Маркеллу Маркеллычу хотелось говорить; он открыл рот, но Ефим Сидорыч поднес к его лицу чашку с чаем и прокричал:
– Вы даже чай мне из ненависти жидкий налили! Я поступок Жиленкова одобрил. Я расстрел великого князя одобрил…
– Бодро держался, говорят… – задумчиво глядя на чай Ефима Сидорыча, сказал Маркелл Маркеллыч.
– Жиленков – патриот и офицер, а в Красной армии?.. Какая ему польза?
– Бодро держался при расстреле, – вдруг громко, глядя в лицо Ефиму Сидорычу, сказал адвокат.
Ефим Сидорыч растерянно улыбнулся.
– Бог ему судья.
– Бог ли? – завопил адвокат, и лоб у него стал багровый и потный.

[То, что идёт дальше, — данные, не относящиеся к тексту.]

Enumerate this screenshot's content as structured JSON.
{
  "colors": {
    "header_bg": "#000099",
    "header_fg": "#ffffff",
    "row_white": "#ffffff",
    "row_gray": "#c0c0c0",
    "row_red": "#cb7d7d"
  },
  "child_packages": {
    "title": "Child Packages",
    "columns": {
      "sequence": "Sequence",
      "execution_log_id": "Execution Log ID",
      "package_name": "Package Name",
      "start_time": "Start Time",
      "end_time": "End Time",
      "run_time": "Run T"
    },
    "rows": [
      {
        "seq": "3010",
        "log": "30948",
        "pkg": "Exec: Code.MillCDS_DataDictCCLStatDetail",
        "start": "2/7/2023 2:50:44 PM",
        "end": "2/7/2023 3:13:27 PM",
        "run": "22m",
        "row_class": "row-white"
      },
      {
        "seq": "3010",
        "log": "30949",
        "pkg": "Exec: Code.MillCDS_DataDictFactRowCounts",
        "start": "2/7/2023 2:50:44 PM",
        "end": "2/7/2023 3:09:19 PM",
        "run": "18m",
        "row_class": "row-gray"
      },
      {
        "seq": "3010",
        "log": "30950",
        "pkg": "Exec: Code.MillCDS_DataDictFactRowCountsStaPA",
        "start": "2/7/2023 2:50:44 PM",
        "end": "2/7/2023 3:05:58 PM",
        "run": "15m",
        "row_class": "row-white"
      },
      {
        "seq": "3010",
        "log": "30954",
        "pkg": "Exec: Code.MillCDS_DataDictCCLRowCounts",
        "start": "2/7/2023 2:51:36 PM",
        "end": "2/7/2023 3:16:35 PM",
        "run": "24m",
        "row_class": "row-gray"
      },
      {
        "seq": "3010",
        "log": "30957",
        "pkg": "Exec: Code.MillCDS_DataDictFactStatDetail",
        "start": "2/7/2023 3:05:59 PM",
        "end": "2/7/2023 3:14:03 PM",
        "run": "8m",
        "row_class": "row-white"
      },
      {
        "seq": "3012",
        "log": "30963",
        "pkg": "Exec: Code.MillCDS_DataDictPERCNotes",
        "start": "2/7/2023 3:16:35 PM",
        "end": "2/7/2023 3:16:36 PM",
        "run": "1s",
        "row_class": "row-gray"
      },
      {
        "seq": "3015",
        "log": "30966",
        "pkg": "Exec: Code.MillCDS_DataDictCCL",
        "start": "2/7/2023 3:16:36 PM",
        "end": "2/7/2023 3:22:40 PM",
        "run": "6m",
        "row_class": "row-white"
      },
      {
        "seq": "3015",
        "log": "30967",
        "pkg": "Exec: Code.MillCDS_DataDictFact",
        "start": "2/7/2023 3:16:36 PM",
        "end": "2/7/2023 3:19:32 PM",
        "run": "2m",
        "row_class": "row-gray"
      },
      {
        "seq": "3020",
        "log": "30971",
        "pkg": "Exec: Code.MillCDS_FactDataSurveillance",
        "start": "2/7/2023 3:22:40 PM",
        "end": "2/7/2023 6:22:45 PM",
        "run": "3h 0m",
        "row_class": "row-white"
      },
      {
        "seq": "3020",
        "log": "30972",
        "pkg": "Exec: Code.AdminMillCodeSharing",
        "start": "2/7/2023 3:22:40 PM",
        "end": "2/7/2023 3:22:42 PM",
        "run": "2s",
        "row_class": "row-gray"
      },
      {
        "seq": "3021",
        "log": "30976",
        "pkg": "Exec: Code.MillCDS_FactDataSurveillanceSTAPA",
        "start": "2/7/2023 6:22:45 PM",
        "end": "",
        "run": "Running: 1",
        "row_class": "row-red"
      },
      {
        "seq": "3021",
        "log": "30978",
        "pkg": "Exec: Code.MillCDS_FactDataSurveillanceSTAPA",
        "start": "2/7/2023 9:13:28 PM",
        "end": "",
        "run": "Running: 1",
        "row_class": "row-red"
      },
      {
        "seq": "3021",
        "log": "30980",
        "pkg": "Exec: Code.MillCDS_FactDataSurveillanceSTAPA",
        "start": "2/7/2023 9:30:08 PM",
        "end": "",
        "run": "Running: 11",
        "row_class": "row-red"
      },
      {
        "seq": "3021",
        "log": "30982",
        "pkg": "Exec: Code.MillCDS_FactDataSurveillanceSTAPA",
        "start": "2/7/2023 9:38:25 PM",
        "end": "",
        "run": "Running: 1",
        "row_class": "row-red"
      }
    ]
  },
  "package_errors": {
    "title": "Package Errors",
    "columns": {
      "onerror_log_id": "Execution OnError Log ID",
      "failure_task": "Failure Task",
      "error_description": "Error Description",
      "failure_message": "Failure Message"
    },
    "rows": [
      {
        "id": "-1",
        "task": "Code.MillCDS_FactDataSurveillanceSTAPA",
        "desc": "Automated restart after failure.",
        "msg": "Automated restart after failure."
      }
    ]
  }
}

Ефим Сидорыч встал, отодвинул чашку и резко сказал:
– Я виноват, каюсь. Старика убили зря. Но и вам, Маркелл Маркеллыч, вашего крика простить я не могу.
И Ефим Сидорыч ушел и от своей невесты, и от своего будущего тестя и, переходя двор, пустынный, некогда наполненный птицей, зерном и навозом, чувствовал в себе огромный стыд и смятение.